I spent some time on the phone with a friend from far away today. I'm taking a course called Encountering Christ from my friend Christianne, and the course includes two sessions of spiritual direction. Honestly, I was a little apprehensive about this aspect of the course because talks like this force me to come clean about my life. I know that sounds weird coming from a counselor but I have very special rules that only apply to me out of all the people in the entire universe. (That seems smart, don't you think?) Christianne is one of those people who is just born to listen to people in a way that breaks them open and I knew that if I talked to her for any length of time I would have to be honest about where I was at, which is not really my idea of a party. Bah. I'd rather curl up under a blanket and eat popcorn while I watch three hours of things I will not remember after I turn the TV off.
Anyway, it took about three minutes before I was discovering things about myself that were pretty interesting. This was surprising because I like to think that I'm terribly self-aware and brilliant and have everything all figured out and all. (I hope you're hearing the sarcasm.) I discovered that there has been growth and change in my internal life that had totally slipped under my radar. I discovered that I have resources that I was not taking advantage of. I learned about connections that I had never noticed before. And I learned, or rather remembered, that God is such a good Daddy.

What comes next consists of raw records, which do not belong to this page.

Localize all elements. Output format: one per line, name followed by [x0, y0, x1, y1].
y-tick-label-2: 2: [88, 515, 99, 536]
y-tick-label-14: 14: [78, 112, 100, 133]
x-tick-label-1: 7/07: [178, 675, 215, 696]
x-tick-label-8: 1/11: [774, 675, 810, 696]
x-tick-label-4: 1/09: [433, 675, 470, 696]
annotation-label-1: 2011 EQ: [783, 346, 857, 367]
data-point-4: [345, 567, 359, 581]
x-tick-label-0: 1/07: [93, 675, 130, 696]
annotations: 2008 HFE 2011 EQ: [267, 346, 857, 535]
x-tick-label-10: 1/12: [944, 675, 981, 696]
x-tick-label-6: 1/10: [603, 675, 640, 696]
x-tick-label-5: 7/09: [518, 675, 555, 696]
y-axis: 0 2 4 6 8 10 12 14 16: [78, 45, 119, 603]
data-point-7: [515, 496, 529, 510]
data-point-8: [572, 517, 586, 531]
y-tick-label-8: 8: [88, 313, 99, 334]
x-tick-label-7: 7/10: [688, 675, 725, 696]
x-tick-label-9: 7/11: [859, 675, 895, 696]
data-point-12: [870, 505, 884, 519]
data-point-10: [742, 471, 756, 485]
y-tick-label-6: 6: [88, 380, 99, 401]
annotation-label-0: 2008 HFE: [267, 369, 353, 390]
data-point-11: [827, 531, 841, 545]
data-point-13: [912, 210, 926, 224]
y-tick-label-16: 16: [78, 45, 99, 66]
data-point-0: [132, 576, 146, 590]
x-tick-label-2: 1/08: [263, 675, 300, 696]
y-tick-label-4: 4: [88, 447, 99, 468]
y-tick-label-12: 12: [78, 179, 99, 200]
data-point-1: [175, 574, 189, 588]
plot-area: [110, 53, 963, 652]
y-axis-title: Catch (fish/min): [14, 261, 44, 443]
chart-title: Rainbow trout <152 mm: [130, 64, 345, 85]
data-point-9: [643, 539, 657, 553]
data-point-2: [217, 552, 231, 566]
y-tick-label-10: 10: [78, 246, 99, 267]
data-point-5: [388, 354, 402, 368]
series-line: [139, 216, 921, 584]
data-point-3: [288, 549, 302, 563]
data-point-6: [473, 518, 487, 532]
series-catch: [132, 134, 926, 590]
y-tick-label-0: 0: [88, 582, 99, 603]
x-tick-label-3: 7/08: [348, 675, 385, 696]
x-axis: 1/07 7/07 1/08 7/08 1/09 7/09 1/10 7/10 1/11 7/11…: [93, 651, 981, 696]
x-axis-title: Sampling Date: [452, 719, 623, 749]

Is my voice different than it has been lately? Hmmmm. I don't think that's a coincidence. I've suddenly remembered that I have a pretty good sense of humor and kind of a rebellious streak that can get me into some trouble but can also be one of my most creative and fun strengths. I've got a renewed feeling of energy and hope. And all because I took the risk to let a little light into my odd internal world. You should try it sometime, even when it's scary or sounds like the worst idea ever in the history of bad ideas. Light can make all the dust and clutter more obvious, but it's also the only way to discover what is real. I'm glad I opened the blinds and dared to stare into the sun for a while.